Sentences for far-right supporters who assaulted Catalan cultural center reduced
Supreme Court lowers convictions to two and a half years each, none of the assailants have yet gone to prison seven years after events
The sentences for the 14 far-right supporters who assaulted the Catalan cultural center in Madrid in 2013 have been lowered.
The Supreme Court reduced the convictions from around four years to between two years and seven months, and two years and nine months, after the Constitutional Court overturned the previous sentence in January.
In raising the original sentences given to the men by a provincial Madrid court of between six and eight months ruled in 2016, the Supreme Court cited in its 2017 review "intolerance towards the Catalanist ideology of those attending the event" as an aggravating factor in their offenses, increasing the convictions to around four years.

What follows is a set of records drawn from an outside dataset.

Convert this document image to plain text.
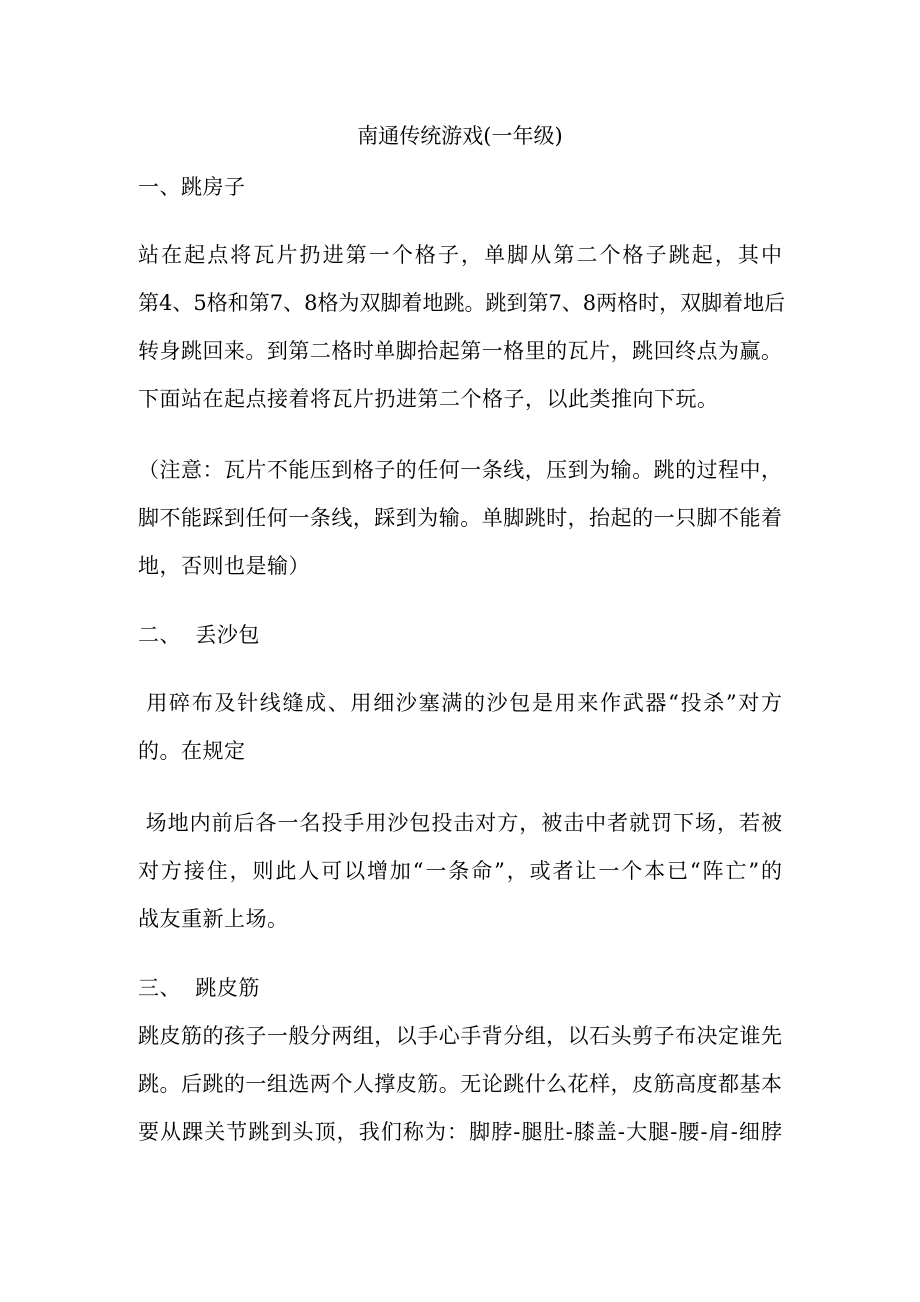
南通传统游戏(一年级)
一、跳房子
站在起点将瓦片扔进第一个格子，单脚从第二个格子跳起，其中
第4、5格和第7、8格为双脚着地跳。跳到第7、8两格时，双脚着地后
转身跳回来。到第二格时单脚拾起第一格里的瓦片，跳回终点为赢。
下面站在起点接着将瓦片扔进第二个格子，以此类推向下玩。
（注意：瓦片不能压到格子的任何一条线，压到为输。跳的过程中，
脚不能踩到任何一条线，踩到为输。单脚跳时，抬起的一只脚不能着
地，否则也是输）
二、  丢沙包
用碎布及针线缝成、用细沙塞满的沙包是用来作武器“投杀”对方
的。在规定
场地内前后各一名投手用沙包投击对方，被击中者就罚下场，若被
对方接住，则此人可以增加“一条命”，或者让一个本已“阵亡”的
战友重新上场。
三、  跳皮筋
跳皮筋的孩子一般分两组，以手心手背分组，以石头剪子布决定谁先
跳。后跳的一组选两个人撑皮筋。无论跳什么花样，皮筋高度都基本
要从踝关节跳到头顶，我们称为：脚脖-腿肚-膝盖-大腿-腰-肩-细脖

The Constitutional Court overturned it in early 2020 applying the so-called Atutxa Doctrine, which in European law prevents an appeals court (in this case the Supreme Court) from changing a sentence on subjective grounds without allowing the defendants to testify.
The Blanquerna assault
The attack on the Blanquerna Cultural Center in Madrid took place during a celebration of Catalonia's national day on September 11, 2013.
The men carrying far-right symbols stormed the center when the Catalan government delegate, Josep Maria Bosch Bessa, was about to speak. He was physically assaulted, as well as the then MP in Spain's Congress, Josep Sánchez Llibre. They destroyed the stage, threw the Catalan flag to the ground, and threw tear gas canisters before leaving a few minutes later.
They were carrying Spanish flags, and symbols related to the far right and Francoist ideologies, and chanted "Catalonia is Spain."
Seven years after the incidents, none of the 14 assailants have gone to jail in any moment of the procedure yet.